Dites, ses relations avec Watson : mon œil ! C’est de l’attrape-nigaud, de la poudre aux yeux ! Les potes inséparables, on sait ce que ça veut dire ! Pédoque Holmes, oui ! Et son complice, pourquoi portait-il un nom de pétard[3], hein ? Un drôle de pistolet encore, ce zig !

Je me dis tout ça en gravissant l’escalier plein de marches qui conduit à mon bureau. L’Égyptien me suit péniblement, en grommelant des hiéroglyphes.

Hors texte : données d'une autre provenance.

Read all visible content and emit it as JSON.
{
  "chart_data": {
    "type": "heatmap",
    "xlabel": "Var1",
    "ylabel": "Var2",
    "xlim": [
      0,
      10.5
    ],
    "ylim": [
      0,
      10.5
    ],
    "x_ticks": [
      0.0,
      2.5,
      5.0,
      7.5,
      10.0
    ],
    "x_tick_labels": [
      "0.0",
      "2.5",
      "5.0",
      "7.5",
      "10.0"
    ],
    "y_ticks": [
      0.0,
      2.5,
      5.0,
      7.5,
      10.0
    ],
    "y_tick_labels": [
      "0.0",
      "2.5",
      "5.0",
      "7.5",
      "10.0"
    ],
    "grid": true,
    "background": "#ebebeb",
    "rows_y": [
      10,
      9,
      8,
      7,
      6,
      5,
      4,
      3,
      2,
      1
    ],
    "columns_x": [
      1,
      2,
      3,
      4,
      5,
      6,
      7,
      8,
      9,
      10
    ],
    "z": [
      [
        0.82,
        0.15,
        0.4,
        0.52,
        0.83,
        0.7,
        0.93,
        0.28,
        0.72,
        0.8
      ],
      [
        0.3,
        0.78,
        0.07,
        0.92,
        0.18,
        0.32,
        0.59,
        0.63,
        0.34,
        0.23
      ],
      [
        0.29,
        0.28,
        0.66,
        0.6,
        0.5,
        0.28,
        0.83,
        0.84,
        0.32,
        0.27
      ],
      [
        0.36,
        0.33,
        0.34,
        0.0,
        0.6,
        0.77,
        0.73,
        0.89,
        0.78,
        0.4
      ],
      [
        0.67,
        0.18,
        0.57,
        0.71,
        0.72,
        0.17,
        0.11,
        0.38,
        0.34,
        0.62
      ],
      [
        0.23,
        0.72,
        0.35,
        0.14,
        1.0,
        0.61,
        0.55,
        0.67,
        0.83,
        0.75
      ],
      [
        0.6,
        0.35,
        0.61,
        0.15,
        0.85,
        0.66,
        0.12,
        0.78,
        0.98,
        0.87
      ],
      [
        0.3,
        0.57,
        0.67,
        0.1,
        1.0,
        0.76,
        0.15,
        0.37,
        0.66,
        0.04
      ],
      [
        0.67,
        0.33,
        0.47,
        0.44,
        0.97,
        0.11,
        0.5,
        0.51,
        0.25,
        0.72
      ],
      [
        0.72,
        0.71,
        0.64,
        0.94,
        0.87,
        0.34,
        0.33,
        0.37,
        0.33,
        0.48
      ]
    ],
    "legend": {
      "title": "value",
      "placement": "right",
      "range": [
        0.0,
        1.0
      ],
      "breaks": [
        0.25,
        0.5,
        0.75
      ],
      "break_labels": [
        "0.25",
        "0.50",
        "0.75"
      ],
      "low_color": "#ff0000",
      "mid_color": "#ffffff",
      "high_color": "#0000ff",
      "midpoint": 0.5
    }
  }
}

Je pousse ma porte et je le fais entrer. L’homme du Nil s’arrête. Je découvre alors l’objet de sa stupeur ; Pinaud, le brave, le cher, le digne, le doux, le gentil Pinuchet, se livre à une occupation qui n’a rien de très policier : il fait de la Mobylette dans le burlingue. Plus exactement, il essaie d’en faire car, pour le moment, ses essais sont peu concluants.

Notre arrivée le fait sursauter. Il tourne la manette des gaz du mauvais côté, et au lieu de s’arrêter, il nous fonce dessus. Le Petit Marcel, qui a dû voir des corridas, fait un saut de côté et le Révérend emplâtre le montant de la porte. Sa Mobylette continue toute seule dans le couloir en zigzaguant d’un mur à l’autre. Elle percute Honoré Padebalzaque, le garçon de bureau qui s’annonçait en tenant devant son imposante brioche une pile de dossiers haute comme le Pelvoux.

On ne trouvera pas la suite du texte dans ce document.